Montag, 09. Mai 2016

Blaas: Stillstand in Bozen geht weiter

Der Freiheitliche Parteiobmann und Abgeordnete Walter Blaas sieht sich nach den Wahlen in seiner Annahme bestätigt: Das neue Wahlgesetz für Bozen sei sinnlos.

Walter Blaas
Walter Blaas - Foto: © STOL

„Die Kräfteverhältnisse werden im überwiegenden Maß die gleichen bleiben“, meint Blaas mit Blick auf das Wahlergebnis von Bozen. Der politische Stillstand werde sich fortsetzen.  

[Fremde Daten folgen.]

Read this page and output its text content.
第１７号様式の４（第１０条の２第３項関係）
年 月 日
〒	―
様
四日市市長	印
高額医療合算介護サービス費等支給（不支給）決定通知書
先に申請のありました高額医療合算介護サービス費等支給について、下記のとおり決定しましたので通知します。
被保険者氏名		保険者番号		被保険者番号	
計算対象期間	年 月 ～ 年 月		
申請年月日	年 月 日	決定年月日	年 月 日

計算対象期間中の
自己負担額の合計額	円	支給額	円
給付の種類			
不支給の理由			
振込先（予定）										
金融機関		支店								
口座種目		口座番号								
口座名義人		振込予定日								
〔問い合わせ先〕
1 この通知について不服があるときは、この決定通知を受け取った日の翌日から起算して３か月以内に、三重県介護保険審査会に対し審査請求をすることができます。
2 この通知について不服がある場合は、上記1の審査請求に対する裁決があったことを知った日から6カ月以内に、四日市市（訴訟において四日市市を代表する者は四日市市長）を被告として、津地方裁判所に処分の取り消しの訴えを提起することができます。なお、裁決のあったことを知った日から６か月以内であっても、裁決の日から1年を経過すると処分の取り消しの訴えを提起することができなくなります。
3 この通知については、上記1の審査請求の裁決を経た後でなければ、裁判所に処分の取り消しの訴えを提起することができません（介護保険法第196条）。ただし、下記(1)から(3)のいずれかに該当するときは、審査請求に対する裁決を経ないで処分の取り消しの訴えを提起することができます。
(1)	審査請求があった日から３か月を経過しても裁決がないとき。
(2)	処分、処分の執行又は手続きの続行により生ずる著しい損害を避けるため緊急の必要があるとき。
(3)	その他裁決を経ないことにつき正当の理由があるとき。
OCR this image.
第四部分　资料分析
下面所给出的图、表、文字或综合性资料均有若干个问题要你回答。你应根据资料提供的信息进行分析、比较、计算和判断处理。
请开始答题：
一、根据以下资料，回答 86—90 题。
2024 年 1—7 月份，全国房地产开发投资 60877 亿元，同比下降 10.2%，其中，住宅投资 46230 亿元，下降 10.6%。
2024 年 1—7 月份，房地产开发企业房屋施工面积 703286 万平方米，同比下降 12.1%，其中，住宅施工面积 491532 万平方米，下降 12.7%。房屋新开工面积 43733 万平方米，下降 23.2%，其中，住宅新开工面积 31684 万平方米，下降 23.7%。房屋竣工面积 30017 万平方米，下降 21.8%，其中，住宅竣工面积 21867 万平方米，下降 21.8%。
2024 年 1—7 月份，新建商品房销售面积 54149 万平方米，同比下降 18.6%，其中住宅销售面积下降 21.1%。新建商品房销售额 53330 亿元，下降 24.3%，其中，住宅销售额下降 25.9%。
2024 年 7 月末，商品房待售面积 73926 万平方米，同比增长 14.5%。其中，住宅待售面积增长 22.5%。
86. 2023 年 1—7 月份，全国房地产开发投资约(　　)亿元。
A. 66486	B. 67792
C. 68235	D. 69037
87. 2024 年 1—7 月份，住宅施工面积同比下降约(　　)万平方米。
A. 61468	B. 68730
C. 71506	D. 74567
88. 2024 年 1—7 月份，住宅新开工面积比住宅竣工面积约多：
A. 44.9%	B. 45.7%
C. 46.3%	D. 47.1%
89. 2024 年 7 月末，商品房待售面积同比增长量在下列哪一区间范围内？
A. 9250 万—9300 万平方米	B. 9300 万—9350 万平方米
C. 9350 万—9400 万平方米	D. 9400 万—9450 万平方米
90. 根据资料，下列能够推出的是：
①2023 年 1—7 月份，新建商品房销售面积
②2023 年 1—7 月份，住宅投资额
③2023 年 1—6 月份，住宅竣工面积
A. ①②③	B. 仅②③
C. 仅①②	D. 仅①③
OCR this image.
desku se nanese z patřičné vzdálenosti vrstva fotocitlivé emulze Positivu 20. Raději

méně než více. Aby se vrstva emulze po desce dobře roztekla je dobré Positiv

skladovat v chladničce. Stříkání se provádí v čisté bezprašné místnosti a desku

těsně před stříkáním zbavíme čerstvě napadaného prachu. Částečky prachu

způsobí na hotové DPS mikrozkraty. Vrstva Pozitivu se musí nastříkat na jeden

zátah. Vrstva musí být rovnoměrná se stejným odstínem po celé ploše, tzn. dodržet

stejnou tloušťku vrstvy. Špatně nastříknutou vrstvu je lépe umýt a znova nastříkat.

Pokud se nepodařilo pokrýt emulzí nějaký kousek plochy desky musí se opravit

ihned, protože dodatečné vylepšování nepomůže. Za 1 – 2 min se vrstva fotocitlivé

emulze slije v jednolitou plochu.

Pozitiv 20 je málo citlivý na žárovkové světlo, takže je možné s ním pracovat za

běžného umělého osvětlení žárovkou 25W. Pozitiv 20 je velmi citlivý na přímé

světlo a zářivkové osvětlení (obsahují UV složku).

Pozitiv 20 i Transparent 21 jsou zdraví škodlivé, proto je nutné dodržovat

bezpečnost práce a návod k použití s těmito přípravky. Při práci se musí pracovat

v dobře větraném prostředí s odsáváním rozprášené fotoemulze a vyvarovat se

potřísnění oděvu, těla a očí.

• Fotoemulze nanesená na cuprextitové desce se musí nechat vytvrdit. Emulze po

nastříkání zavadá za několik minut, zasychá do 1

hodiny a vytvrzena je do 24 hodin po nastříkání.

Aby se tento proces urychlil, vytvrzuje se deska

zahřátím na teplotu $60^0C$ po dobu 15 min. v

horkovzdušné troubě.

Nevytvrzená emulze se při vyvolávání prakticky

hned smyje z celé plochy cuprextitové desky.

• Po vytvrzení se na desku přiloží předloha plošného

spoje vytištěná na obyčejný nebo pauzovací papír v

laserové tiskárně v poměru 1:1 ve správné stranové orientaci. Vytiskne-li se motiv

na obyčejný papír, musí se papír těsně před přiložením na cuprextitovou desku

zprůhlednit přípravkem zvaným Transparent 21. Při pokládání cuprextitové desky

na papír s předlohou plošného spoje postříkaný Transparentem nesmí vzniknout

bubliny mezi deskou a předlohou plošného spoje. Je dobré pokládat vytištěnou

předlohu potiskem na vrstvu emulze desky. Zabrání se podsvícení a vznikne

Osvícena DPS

„Das Noggler’sche Wahlgesetz hat rein gar nichts gebracht“, unterstreicht er in seiner Aussendung „Weder wurde dadurch die Landeshauptstadt regierbarer, noch ermöglichte das Wahlgesetz klare und vor allem stabile Mehrheiten im Gemeinderat zu bilden.“

Wie berichtet, hat der Regionalrat zu Beginn des Jahres das Wahlgesetz für Bozen geändert. Nach der Wahl am Sonntag sind nun 10 statt der vormals 18 Listen im Bozner Gemeinderat vertreten.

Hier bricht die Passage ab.